There are several factors that may cause unforeseen delays during the bankruptcy process, including complex financial issues, disputes among stakeholders, legal challenges, and administrative hurdles. For example, the Celsius bankruptcy proceeding has been notably delayed due to changes in the bidding process for Celsius assets.

Example: Celsius Disclosure Statement Filing Extension


Risk 3: Unpredictability of Chapter 11 bankruptcy processes

When it comes to trading claims for a company undergoing Chapter 11 Chapter 11 of the U.S. Bankruptcy Code, one risk that cannot be overlooked is the uncertainty around the bankruptcy process. That is, the possibility that the company may not be able to successfully restructure and emerge from bankruptcy, resulting in a total loss for claim holders. While Chapter 11 of the U.S. Bankruptcy Code allows a company to restructure its debts and operations, and continue operating its business, the value of the company's assets may be less than the total amount of its debts, leading to lower payouts for claim holders than expected. 

Furthermore, note that in a Chapter 11 bankruptcy, unsecured claims (those who do not have a specific claim to the debtor’s assets) are not given priority and must share any distribution of the debtor's assets with other unsecured claims. The bankruptcy court will typically outline a priority scheme designed to ensure that claims are paid in a fair and orderly manner. 

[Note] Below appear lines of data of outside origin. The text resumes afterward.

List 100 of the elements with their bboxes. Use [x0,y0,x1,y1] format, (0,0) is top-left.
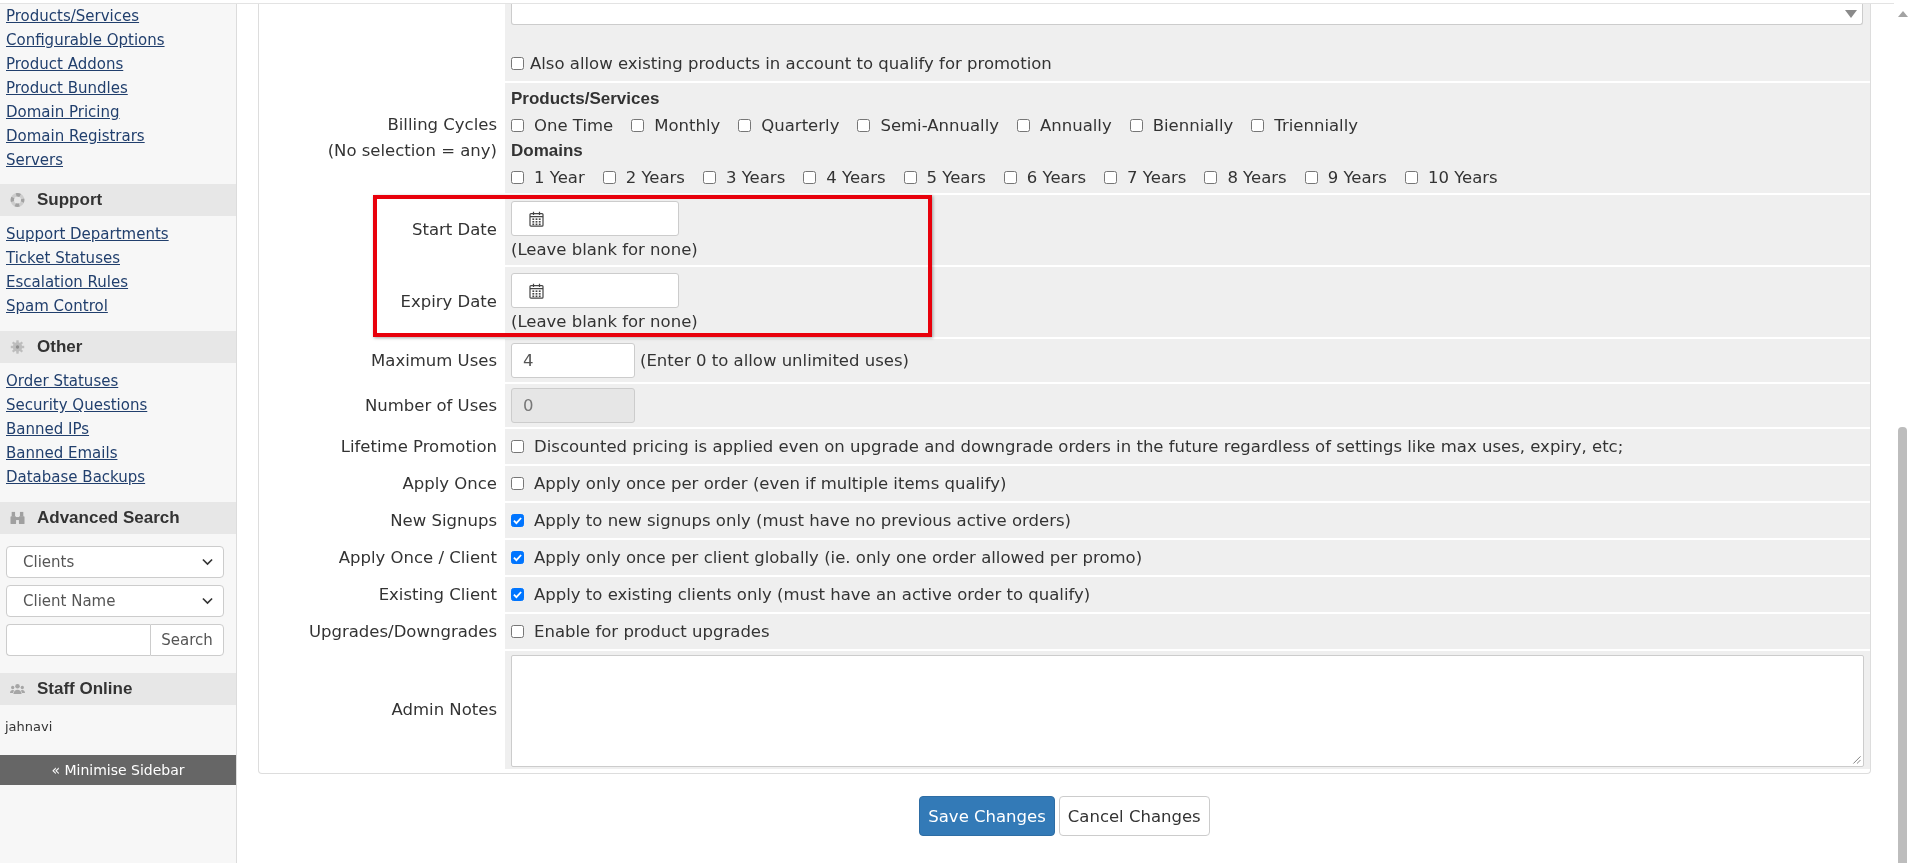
field-label: Lifetime Promotion [340,435,497,458]
checkbox[interactable] [857,118,871,132]
checkbox[interactable] [702,170,716,184]
calendar-icon [529,282,544,299]
sidebar-link[interactable]: Domain Registrars [6,124,145,148]
field-label: Start Date [412,219,497,241]
checkbox-label: 2 Years [625,166,685,189]
sidebar-link[interactable]: Products/Services [6,4,140,28]
checkbox[interactable] [1404,170,1418,184]
checkbox-label: 9 Years [1327,166,1387,189]
checkbox-label: Discounted pricing is applied even on upgrade and downgrade orders in the future regardless of settings like max uses, expiry, etc; [534,436,1624,458]
select-field[interactable]: Clients [6,546,224,578]
sidebar-link[interactable]: Security Questions [6,393,148,417]
sidebar-link[interactable]: Escalation Rules [6,270,129,294]
save-button[interactable]: Save Changes [919,796,1055,836]
checkbox[interactable] [511,551,524,564]
checkbox[interactable] [511,56,524,70]
field-label: Billing Cycles [387,114,497,136]
checkbox[interactable] [903,170,917,184]
field-label: Existing Client [378,583,497,606]
binoculars-icon [10,511,25,525]
checkbox-label: Biennially [1152,114,1234,137]
field-label: Expiry Date [400,291,497,313]
checkbox[interactable] [1304,170,1318,184]
checkbox[interactable] [1251,118,1265,132]
select-field[interactable]: Client Name [6,585,224,617]
sidebar-link[interactable]: Servers [6,148,63,172]
sidebar-link[interactable]: Database Backups [6,465,146,489]
select-field[interactable] [511,4,1863,25]
checkbox-label: 10 Years [1427,166,1498,189]
checkbox-label: 3 Years [725,166,786,189]
date-field[interactable] [511,201,679,236]
checkbox[interactable] [1017,118,1030,132]
field-label: Number of Uses [364,394,497,417]
section-title: Other [37,337,83,357]
group-title: Products/Services [511,88,660,110]
field-hint: (Leave blank for none) [511,239,698,261]
date-field[interactable] [511,273,679,308]
checkbox[interactable] [511,170,524,184]
checkbox[interactable] [602,170,616,184]
ring-icon [10,193,25,207]
scroll-up-arrow-icon[interactable] [1897,11,1908,17]
checkbox[interactable] [511,440,524,453]
checkbox[interactable] [511,588,524,601]
checkbox[interactable] [511,625,524,638]
checkbox[interactable] [1129,118,1143,132]
sidebar-link[interactable]: Ticket Statuses [6,246,120,270]
field-sublabel: (No selection = any) [327,140,497,162]
checkbox-label: One Time [534,114,614,137]
checkbox-label: Apply to existing clients only (must have an active order to qualify) [534,584,1091,606]
checkbox[interactable] [511,118,524,132]
checkbox[interactable] [1003,170,1017,184]
checkbox[interactable] [1204,170,1218,184]
minimise-sidebar-button[interactable]: « Minimise Sidebar [0,755,236,785]
checkbox-label: Annually [1040,114,1112,137]
users-icon [10,682,25,696]
field-hint: (Enter 0 to allow unlimited uses) [640,349,909,372]
section-title: Advanced Search [37,508,180,528]
chevron-down-icon [202,597,213,605]
checkbox[interactable] [738,118,752,132]
gear-icon [10,340,25,354]
checkbox-label: Triennially [1274,114,1359,137]
calendar-icon [529,210,544,227]
section-title: Staff Online [37,679,133,699]
checkbox[interactable] [631,118,645,132]
sidebar-link[interactable]: Domain Pricing [6,100,120,124]
checkbox[interactable] [803,170,817,184]
dropdown-triangle-icon [1845,10,1857,18]
group-title: Domains [511,140,583,162]
number-field: 0 [511,388,635,423]
checkbox-label: Enable for product upgrades [534,621,770,643]
sidebar-link[interactable]: Configurable Options [6,28,165,52]
sidebar-link[interactable]: Support Departments [6,222,169,246]
sidebar-link[interactable]: Product Addons [6,52,124,76]
staff-name: jahnavi [5,719,53,734]
field-label: Apply Once / Client [338,546,497,569]
checkbox-label: Quarterly [761,114,840,137]
search-button[interactable]: Search [150,624,224,656]
sidebar-link[interactable]: Order Statuses [6,369,119,393]
checkbox-label: Also allow existing products in account to qualify for promotion [530,52,1052,75]
sidebar-link[interactable]: Product Bundles [6,76,128,100]
checkbox[interactable] [511,477,524,490]
checkbox-label: 8 Years [1227,166,1287,189]
field-label: Admin Notes [391,699,497,721]
checkbox-label: 7 Years [1127,166,1187,189]
number-field[interactable]: 4 [511,343,635,378]
checkbox-label: Monthly [654,114,721,137]
scrollbar-thumb[interactable] [1898,427,1907,863]
checkbox[interactable] [511,514,524,527]
checkbox-label: Apply to new signups only (must have no previous active orders) [534,510,1072,532]
cancel-button[interactable]: Cancel Changes [1058,796,1210,836]
sidebar-link[interactable]: Spam Control [6,294,108,318]
checkbox-label: 6 Years [1026,166,1087,189]
sidebar-link[interactable]: Banned Emails [6,441,118,465]
field-label: Upgrades/Downgrades [308,620,497,643]
checkbox-label: Apply only once per order (even if multiple items qualify) [534,473,1007,495]
search-field[interactable] [6,624,150,656]
checkbox-label: 5 Years [926,166,986,189]
sidebar-link[interactable]: Banned IPs [6,417,90,441]
checkbox[interactable] [1104,170,1118,184]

Taking the Celsius bankruptcy as an example, Celsius Earn customers will be treated as unsecured claims in Celsius' bankruptcy and according to the priority scheme, will be last in line for repayment after Celsius repays higher-priority debts.3


Bankruptcy petition:
A legal document filed by an individual or business that seeks relief from its debts through bankruptcy and includes details such as the debtor's assets, liabilities, income, expenses, and other financial information.

Bankruptcy protection:
A legal status granted to individuals, businesses, and other entities that are unable to pay their debts. It provides temporary relief from debt collection activities.

Disclosure Statements:
A document required by the bankruptcy court that provides detailed financial information about the debtor, including assets, liabilities, income, and expenses. It is typically filed in conjunction with a plan of reorganization and must be approved by the court before the plan can be implemented.

Secured creditors:
Creditors who have a security interest in the debtor's property. In the event of default or bankruptcy, secured creditors have the right to seize and sell the property to satisfy the debt.

Plan of reorganization:
A detailed proposal submitted by the debtor for restructuring its debt and operations in bankruptcy. The plan must be approved by the creditors and the court, and it typically involves the repayment of some or all of the debt over time. The plan may also include provisions for the sale of assets, the renegotiation of contracts, and the reorganization of the business.